Il s’agit de prendre au sérieux aussi bien l’exaspération des parents que la figure aussi bien redoutée qu’attendrissante de l’enfant terrible. Ce n’est qu’en serrant, qu’en cernant au plus près le réel en jeu pour chacun qu’une tempérance de l’excès peut advenir ouvrant la voie à de nouveaux modes de transmission dans la famille. Il s’agit alors aussi de s’interroger sur la joie que l’on peut trouver dans la famille. 

M. T. A. – Quel statut a la parole dans l’institution où vous travaillez ?
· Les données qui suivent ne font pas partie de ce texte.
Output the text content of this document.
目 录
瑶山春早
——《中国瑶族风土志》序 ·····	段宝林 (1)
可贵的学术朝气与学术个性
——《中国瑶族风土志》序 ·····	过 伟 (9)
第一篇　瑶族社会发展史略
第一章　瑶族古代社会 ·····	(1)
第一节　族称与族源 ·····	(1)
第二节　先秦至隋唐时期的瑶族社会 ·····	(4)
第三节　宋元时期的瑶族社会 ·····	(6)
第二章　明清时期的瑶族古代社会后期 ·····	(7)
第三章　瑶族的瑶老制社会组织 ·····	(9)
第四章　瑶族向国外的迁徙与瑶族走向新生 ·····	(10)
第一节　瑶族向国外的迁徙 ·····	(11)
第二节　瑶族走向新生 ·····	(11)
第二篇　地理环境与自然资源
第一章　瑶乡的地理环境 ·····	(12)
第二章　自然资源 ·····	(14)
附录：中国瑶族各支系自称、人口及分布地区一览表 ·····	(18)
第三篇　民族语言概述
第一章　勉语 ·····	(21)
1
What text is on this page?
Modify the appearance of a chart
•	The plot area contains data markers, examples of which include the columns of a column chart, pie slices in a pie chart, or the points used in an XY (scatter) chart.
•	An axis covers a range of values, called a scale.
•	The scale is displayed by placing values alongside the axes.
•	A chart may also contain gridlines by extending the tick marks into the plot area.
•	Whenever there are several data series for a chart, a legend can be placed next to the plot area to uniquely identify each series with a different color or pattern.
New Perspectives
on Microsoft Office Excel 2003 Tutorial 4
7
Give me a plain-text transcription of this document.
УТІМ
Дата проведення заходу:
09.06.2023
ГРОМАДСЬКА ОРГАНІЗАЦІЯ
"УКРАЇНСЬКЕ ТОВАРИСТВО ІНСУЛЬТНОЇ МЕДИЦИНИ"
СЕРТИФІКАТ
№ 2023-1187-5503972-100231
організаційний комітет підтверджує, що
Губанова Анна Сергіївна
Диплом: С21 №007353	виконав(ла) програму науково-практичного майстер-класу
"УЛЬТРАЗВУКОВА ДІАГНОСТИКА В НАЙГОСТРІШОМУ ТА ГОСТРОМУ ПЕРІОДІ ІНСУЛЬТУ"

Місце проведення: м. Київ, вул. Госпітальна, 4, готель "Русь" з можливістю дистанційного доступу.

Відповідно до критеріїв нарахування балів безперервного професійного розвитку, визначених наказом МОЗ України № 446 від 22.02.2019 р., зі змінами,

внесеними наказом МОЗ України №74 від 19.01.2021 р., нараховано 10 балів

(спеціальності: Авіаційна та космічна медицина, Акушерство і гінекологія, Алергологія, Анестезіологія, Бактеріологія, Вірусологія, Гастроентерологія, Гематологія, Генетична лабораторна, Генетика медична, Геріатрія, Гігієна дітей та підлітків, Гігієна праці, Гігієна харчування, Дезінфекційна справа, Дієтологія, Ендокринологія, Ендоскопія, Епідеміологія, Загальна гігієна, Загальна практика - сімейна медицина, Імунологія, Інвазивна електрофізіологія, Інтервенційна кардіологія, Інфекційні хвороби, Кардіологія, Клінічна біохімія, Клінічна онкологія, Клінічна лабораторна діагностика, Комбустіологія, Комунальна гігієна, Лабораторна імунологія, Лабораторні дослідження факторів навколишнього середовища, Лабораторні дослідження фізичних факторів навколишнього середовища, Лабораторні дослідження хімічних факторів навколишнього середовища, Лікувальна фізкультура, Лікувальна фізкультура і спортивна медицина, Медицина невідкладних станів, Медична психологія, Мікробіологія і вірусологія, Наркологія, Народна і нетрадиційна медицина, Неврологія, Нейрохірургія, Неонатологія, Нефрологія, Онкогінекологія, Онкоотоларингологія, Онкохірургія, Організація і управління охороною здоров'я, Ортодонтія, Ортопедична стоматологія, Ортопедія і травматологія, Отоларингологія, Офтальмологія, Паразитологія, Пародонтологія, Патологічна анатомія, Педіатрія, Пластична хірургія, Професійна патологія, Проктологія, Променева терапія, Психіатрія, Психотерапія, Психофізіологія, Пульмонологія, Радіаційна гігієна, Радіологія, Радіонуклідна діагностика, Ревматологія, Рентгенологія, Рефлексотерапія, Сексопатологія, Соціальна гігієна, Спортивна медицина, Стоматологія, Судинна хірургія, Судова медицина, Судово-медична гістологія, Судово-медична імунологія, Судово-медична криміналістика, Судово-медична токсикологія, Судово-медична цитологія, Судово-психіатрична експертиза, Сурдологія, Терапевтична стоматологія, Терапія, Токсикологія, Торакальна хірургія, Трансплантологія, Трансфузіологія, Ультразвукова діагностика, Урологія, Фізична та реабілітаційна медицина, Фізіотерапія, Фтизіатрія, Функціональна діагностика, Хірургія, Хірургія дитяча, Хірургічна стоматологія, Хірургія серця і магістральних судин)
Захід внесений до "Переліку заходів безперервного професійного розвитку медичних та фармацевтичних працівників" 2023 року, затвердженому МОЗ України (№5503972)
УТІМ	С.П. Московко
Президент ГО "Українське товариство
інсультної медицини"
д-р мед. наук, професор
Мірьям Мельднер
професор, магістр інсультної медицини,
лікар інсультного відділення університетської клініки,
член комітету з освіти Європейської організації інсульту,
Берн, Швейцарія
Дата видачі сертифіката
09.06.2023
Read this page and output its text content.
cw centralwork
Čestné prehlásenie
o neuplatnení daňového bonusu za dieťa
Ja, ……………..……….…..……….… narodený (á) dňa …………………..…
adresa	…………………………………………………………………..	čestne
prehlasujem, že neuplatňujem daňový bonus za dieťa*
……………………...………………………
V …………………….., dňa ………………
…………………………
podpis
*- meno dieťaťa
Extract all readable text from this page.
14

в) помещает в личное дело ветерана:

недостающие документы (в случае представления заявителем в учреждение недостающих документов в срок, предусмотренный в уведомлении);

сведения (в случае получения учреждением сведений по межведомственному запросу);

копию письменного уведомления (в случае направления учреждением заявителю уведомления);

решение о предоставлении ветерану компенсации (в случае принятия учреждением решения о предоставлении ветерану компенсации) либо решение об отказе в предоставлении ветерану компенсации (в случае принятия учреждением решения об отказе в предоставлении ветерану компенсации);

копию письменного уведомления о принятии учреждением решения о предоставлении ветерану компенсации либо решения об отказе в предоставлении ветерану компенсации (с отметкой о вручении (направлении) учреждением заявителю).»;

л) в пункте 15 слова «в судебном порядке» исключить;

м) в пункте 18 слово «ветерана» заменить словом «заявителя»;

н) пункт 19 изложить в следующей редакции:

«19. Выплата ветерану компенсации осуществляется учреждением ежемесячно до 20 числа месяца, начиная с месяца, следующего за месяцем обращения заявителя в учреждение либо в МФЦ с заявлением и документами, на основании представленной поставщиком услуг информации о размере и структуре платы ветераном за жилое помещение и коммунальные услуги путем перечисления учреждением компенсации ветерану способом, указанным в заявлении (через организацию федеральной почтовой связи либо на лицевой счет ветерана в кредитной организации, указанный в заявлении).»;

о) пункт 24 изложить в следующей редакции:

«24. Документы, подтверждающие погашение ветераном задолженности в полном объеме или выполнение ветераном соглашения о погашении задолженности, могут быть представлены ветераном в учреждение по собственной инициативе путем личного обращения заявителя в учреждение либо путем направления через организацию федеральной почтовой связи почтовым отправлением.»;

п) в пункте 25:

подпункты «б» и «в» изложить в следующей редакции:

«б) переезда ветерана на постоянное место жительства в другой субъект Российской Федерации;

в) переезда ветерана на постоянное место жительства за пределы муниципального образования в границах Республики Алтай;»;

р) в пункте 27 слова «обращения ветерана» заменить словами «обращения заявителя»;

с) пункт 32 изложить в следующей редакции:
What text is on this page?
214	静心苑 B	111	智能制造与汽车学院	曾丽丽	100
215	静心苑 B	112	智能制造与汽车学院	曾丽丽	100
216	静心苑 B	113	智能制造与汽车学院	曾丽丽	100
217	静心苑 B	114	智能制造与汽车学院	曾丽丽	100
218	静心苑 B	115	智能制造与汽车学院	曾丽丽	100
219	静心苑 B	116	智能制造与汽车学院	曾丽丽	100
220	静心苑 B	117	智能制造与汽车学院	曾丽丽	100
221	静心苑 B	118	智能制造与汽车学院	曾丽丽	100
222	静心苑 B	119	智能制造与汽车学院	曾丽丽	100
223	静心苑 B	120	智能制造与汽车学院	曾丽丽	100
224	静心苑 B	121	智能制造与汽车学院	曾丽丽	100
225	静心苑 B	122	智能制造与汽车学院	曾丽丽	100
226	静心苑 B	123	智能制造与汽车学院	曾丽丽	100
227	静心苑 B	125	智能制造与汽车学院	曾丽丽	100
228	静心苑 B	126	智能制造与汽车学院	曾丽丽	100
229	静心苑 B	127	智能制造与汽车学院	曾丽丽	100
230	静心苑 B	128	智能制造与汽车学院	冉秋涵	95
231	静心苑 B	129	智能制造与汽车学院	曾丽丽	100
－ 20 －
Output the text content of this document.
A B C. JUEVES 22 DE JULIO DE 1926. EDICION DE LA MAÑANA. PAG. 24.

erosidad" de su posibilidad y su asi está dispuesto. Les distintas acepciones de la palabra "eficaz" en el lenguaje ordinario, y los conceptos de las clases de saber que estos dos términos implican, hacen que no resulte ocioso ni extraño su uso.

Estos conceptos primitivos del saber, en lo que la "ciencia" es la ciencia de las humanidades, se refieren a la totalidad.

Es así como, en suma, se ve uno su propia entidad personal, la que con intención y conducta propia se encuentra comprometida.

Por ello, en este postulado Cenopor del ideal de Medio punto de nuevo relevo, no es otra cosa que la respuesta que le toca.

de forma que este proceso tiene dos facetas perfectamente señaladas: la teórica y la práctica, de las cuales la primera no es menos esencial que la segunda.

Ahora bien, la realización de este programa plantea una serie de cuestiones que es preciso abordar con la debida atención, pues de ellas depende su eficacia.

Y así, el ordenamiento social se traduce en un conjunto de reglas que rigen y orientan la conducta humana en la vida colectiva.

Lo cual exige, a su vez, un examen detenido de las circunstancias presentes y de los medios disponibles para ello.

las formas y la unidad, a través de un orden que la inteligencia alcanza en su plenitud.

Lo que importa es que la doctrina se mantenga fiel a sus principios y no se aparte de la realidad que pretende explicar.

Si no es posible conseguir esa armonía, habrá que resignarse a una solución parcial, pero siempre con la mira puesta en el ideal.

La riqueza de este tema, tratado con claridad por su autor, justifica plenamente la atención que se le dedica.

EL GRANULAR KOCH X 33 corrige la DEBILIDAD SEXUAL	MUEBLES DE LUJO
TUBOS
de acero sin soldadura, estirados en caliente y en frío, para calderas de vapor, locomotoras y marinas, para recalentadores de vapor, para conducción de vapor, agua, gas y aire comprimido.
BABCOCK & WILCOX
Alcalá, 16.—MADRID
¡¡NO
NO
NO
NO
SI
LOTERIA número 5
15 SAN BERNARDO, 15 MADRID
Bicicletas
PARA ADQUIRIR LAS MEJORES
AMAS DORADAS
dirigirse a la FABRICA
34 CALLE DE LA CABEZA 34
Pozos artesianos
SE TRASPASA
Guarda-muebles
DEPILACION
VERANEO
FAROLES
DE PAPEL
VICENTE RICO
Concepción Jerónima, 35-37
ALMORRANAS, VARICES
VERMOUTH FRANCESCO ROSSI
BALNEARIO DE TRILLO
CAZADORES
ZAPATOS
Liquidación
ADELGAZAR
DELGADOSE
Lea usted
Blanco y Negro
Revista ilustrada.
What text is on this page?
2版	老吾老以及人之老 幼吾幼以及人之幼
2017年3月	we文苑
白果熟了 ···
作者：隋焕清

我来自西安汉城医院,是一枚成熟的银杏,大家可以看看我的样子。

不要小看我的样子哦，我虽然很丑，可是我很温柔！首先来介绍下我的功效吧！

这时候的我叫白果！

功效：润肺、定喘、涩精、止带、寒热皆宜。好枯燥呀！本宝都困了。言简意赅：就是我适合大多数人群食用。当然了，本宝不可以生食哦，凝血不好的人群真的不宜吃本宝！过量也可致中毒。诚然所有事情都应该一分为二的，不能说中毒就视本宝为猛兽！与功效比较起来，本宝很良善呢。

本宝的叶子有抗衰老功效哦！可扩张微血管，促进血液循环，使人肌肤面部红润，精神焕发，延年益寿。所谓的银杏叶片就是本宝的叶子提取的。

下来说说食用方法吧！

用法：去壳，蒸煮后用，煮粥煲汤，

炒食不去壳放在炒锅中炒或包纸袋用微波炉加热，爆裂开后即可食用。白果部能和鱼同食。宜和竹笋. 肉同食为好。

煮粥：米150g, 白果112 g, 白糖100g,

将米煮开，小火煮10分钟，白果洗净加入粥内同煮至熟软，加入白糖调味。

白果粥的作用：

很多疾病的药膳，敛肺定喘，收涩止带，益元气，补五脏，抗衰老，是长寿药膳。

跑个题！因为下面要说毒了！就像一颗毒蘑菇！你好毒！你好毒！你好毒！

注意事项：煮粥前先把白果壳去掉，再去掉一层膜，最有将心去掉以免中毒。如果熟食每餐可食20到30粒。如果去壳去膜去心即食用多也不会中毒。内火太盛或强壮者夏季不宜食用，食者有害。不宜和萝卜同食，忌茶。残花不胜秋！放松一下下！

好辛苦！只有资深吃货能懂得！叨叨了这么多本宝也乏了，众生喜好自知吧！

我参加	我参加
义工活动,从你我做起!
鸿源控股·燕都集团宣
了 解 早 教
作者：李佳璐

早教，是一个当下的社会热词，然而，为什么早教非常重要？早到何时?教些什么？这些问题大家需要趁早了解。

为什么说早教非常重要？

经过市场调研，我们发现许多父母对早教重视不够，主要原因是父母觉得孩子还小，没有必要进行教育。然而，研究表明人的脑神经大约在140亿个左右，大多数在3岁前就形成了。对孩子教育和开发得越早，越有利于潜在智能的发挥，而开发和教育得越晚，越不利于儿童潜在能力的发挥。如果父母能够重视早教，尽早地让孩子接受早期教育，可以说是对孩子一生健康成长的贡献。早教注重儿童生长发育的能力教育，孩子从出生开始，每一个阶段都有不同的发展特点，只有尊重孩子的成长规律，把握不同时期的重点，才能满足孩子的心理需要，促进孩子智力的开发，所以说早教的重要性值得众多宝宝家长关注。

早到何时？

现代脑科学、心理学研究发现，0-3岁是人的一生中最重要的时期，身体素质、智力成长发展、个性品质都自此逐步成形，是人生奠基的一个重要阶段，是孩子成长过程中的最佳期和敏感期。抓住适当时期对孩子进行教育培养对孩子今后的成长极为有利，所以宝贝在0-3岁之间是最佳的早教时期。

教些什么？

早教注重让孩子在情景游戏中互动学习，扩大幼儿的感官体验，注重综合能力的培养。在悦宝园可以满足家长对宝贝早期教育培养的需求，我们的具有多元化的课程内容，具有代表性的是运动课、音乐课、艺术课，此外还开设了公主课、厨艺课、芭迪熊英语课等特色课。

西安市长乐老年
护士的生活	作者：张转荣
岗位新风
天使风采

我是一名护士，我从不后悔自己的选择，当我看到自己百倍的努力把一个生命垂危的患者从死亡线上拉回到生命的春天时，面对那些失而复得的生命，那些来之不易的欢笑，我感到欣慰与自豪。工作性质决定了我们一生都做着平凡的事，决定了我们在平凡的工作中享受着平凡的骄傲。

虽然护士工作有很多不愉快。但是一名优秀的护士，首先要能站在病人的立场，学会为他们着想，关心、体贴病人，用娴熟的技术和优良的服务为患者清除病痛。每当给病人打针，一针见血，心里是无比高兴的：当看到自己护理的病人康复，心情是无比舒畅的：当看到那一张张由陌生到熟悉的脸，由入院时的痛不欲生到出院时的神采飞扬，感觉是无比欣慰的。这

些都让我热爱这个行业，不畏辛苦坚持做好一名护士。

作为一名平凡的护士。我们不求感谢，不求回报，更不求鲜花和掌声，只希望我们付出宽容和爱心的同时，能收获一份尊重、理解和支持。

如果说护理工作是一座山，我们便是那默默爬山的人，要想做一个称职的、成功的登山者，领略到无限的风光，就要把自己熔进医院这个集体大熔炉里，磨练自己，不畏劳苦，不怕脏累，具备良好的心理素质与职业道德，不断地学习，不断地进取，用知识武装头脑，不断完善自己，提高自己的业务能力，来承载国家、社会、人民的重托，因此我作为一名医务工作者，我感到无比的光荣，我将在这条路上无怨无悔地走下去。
J.-P. R. – Nous recevons des sujets enfants et adultes qui pour la plupart ne disposent pas de l’usage de la parole à des fins de communication. Ce qui ne les empêchent pas d’être, de fait, dans la parole et d’être des parlêtres. Ce mutisme ou cette verbosité, qui peuvent occuper la fonction de défense contre le réel et contre l’impact du signifiant sur le corps, nous conduisent à être attentifs justement aux ravages que peuvent provoquer les paroles des uns et des autres autour de l’enfant. L’exaspération se traduit souvent par des paroles terribles, des phrases définitives qui réduisent l’enfant insupportable à un statut de déchet. La raison, le raisonnement sont de peu de poids lorsque l’excès rend sourd à tout dialogue. Il faut alors prendre au sérieux l’exaspération, en mesurer le poids d’insupportable, y consentir pour qu’un retournement puisse s’opérer face à l’horreur de la chose. Quant à l’enfant terrible, c’est en se plaçant de son côté face au réel auquel il se confronte, qu’une lecture peut s’opérer venant dissoudre la figure de l’enfant terrible. Ces opérations ne peuvent se réaliser sans la prise en compte du statut de la parole, cette dernière n’interdit plus la jouissance, mais se présente comme un de ses moyens. Il y a lieu alors de traiter le signifiant dans sa matérialité, en ouvrant la voie à de l’altérité au lieu même de la réitération du signifiant tout seul. Ce qui invite à ne pas reculer devant l’usage résonné de la parole hors sens aussi bien avec les parents qu’avec l’enfant.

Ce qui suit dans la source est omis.